Mahoney echoes what many of us in the field of addiction see every day: the long-term effects not only of opioid use but also nonfatal overdose can impede the ability of our patients to productively participate in, understand, internalize, adhere to, and benefit from professional treatment and support.
That’s a tough situation for both the person in treatment and people like me, who help them, to overcome. It challenges us because in most cases, we don’t know the impairments exist until we run into figurative brick walls during treatment, which are often unpredictable and unexplainable. Neither patient nor physician know objectively the brick wall we encounter may be the direct consequence to an impairment caused by nonfatal overdose.
If we can identify the impairments and define their psychological, emotional, and behavioral effects, then, as Mahoney says, we can better tailor their treatment plan — short-term and long-term — to leverage their strengths and mitigate their deficits.
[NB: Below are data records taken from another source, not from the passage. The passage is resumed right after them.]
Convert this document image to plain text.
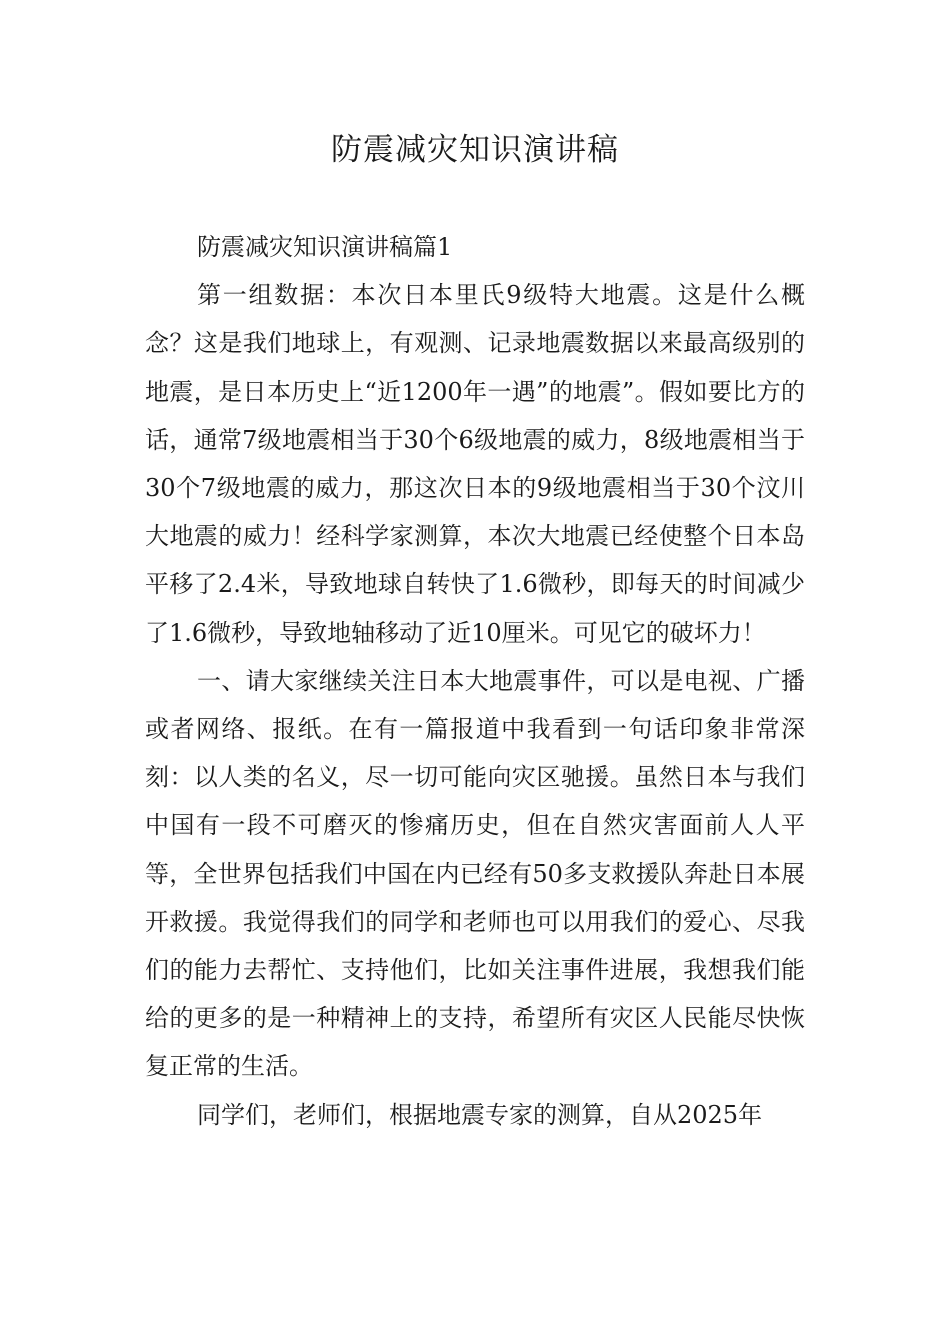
防震减灾知识演讲稿

防震减灾知识演讲稿篇1

第一组数据：本次日本里氏9级特大地震。这是什么概念？这是我们地球上，有观测、记录地震数据以来最高级别的地震，是日本历史上“近1200年一遇”的地震”。假如要比方的话，通常7级地震相当于30个6级地震的威力，8级地震相当于30个7级地震的威力，那这次日本的9级地震相当于30个汶川大地震的威力！经科学家测算，本次大地震已经使整个日本岛平移了2.4米，导致地球自转快了1.6微秒，即每天的时间减少了1.6微秒，导致地轴移动了近10厘米。可见它的破坏力！

一、请大家继续关注日本大地震事件，可以是电视、广播或者网络、报纸。在有一篇报道中我看到一句话印象非常深刻：以人类的名义，尽一切可能向灾区驰援。虽然日本与我们中国有一段不可磨灭的惨痛历史，但在自然灾害面前人人平等，全世界包括我们中国在内已经有50多支救援队奔赴日本展开救援。我觉得我们的同学和老师也可以用我们的爱心、尽我们的能力去帮忙、支持他们，比如关注事件进展，我想我们能给的更多的是一种精神上的支持，希望所有灾区人民能尽快恢复正常的生活。

同学们，老师们，根据地震专家的测算，自从2025年
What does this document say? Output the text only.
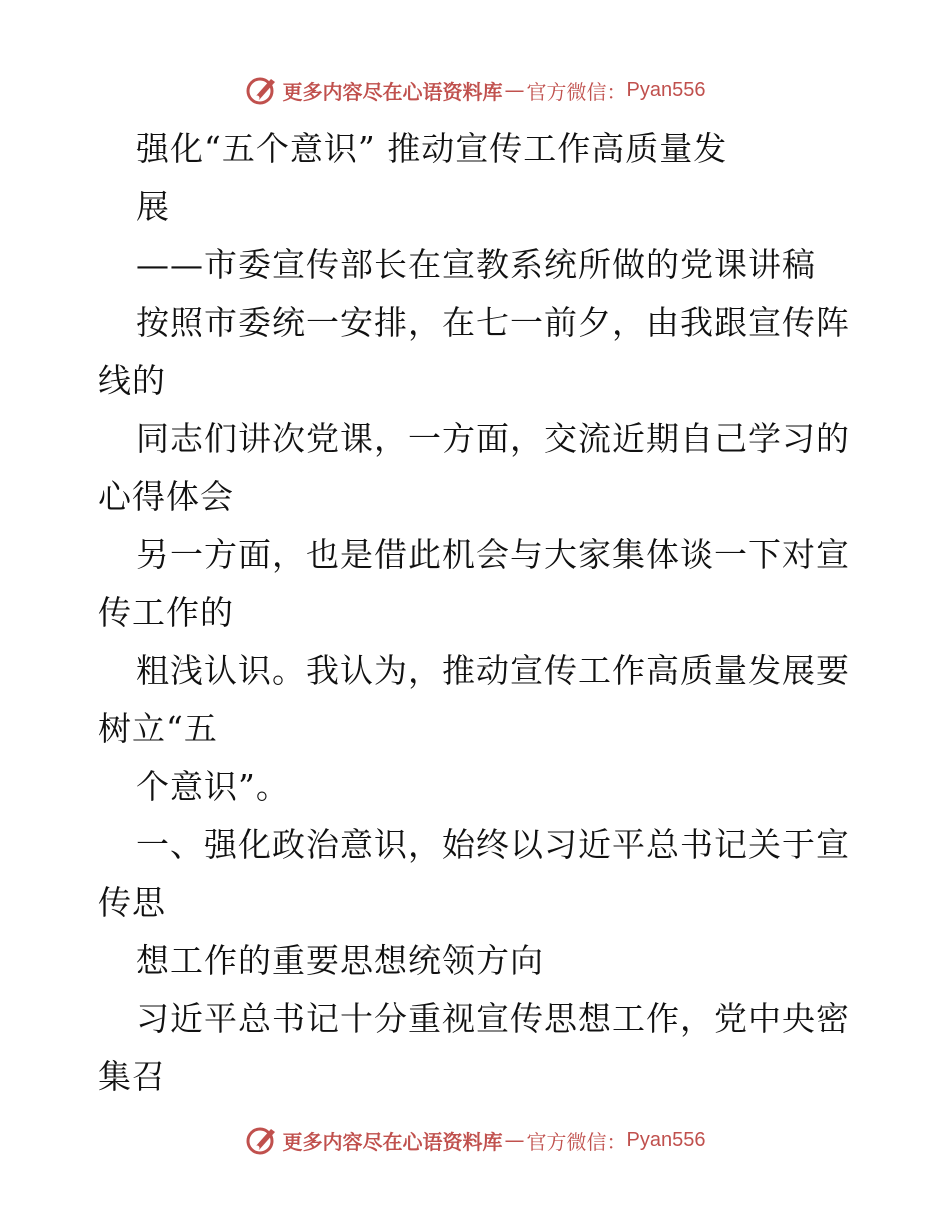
更多内容尽在心语资料库 — 官方微信： Pyan556
强化“五个意识” 推动宣传工作高质量发
展
——市委宣传部长在宣教系统所做的党课讲稿
按照市委统一安排，在七一前夕，由我跟宣传阵
线的
同志们讲次党课，一方面，交流近期自己学习的
心得体会
另一方面，也是借此机会与大家集体谈一下对宣
传工作的
粗浅认识。我认为，推动宣传工作高质量发展要
树立“五
个意识”。
一、强化政治意识，始终以习近平总书记关于宣
传思
想工作的重要思想统领方向
习近平总书记十分重视宣传思想工作，党中央密
集召
更多内容尽在心语资料库 — 官方微信： Pyan556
That’s a positive step in right direction. In light of the negative effects of the pandemic on overdose rates in the U.S., we need positive news like this to give us hope and help us help our patients do the hard work of recovery.
I’ll end on a note that will help you understand our capacity for finding hope even in the midst of crisis: one consequence of nonfatal overdose is that in some cases, it’s the only incident powerful enough to cause someone with severe opioid addiction to seek professional treatment.
In other words, sometimes it’s the only thing that gets them through our doors.
And now we can be even better prepared to offer them the support they need.